Metadata-Version: 2.1
Name: torchelastic
Version: 0.2.2
Summary: PyTorch Elastic Training
Home-page: https://github.com/pytorch/elastic
Author: PyTorch Elastic Devs
Author-email: torchelastic@fb.com
License: BSD-3
Keywords: pytorch,machine learning,elastic,distributed
Platform: UNKNOWN
Classifier: Development Status :: 4 - Beta
Classifier: Intended Audience :: Developers
Classifier: Intended Audience :: Science/Research
Classifier: License :: OSI Approved :: BSD License
Classifier: Programming Language :: Python :: 3
Classifier: Programming Language :: Python :: 3.8
Classifier: Topic :: System :: Distributed Computing
Classifier: Topic :: Scientific/Engineering :: Artificial Intelligence
Requires-Python: >=3.8
Description-Content-Type: text/markdown
Requires-Dist: numpy
Requires-Dist: python-etcd (>=0.4.5)
Requires-Dist: torch (>=1.8.0dev)

[![License](https://img.shields.io/badge/License-BSD%203--Clause-blue.svg)](LICENSE)[![CircleCI](https://circleci.com/gh/pytorch/elastic.svg?style=svg&circle-token=9bea46e94adbe2f3e0fb2d4054b1b655f2e208c2)](https://circleci.com/gh/pytorch/elastic)

# TorchElastic

TorchElastic allows you to launch distributed PyTorch jobs in a
fault-tolerant and elastic manner.
For the latest documentation, please refer to our
[website](https://pytorch.org/elastic).


## Requirements
torchelastic requires
* python3 (3.8+)
* torch
* etcd

## Installation
```bash
pip install torchelastic
```

## Quickstart

**Fault-tolerant** on `4` nodes, `8` trainers/node, total `4 * 8 = 32` trainers.
Run the following on all nodes.
```bash
python -m torchelastic.distributed.launch
            --nnodes=4
            --nproc_per_node=8
            --rdzv_id=JOB_ID
            --rdzv_backend=etcd
            --rdzv_endpoint=ETCD_HOST:ETCD_PORT
            YOUR_TRAINING_SCRIPT.py (--arg1 ... train script args...)
```

**Elastic on** `1 ~ 4` nodes, `8` trainers/node, total `8 ~ 32` trainers.

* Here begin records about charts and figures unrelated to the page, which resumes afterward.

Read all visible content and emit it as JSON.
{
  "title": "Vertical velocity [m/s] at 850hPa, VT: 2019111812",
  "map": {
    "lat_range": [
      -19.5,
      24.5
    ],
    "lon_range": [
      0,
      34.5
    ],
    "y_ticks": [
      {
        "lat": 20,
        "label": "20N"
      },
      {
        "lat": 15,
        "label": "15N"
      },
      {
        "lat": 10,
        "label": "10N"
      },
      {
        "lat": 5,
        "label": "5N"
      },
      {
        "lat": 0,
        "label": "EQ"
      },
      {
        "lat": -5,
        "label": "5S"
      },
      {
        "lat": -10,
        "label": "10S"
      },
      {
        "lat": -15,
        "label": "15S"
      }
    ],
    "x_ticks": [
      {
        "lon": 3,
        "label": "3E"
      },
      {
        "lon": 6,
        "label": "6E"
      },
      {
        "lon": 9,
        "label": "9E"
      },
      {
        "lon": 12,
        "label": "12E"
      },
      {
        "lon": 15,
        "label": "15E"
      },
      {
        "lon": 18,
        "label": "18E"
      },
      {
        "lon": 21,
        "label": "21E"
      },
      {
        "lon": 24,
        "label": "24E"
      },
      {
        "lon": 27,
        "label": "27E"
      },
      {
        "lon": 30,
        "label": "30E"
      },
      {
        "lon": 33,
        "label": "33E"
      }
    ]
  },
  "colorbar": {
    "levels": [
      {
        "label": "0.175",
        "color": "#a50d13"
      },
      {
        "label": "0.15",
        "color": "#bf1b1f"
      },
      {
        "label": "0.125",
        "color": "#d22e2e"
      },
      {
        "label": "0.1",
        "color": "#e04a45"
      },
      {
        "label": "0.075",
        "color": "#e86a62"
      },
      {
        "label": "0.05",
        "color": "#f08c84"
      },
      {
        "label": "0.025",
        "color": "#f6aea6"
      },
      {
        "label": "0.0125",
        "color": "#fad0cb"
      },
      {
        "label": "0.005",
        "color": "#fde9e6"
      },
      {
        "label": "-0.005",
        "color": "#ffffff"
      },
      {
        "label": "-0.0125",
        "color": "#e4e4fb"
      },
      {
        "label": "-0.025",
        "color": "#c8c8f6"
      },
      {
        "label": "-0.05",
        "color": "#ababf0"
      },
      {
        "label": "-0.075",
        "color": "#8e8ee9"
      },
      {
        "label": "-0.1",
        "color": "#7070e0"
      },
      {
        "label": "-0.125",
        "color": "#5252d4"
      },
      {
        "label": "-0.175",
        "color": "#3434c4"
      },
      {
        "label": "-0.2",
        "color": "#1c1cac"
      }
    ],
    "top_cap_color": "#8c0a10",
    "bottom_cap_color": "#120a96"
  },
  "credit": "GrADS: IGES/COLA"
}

Job
starts as soon as `1` node is healthy, you may add up to `4` nodes.
```bash
python -m torchelastic.distributed.launch
            --nnodes=1:4
            --nproc_per_node=8
            --rdzv_id=JOB_ID
            --rdzv_backend=etcd
            --rdzv_endpoint=ETCD_HOST:ETCD_PORT
            YOUR_TRAINING_SCRIPT.py (--arg1 ... train script args...)

```
## Contributing

We welcome PRs. See the [CONTRIBUTING](CONTRIBUTING.md) file.

## License
torchelastic is BSD licensed, as found in the [LICENSE](LICENSE) file.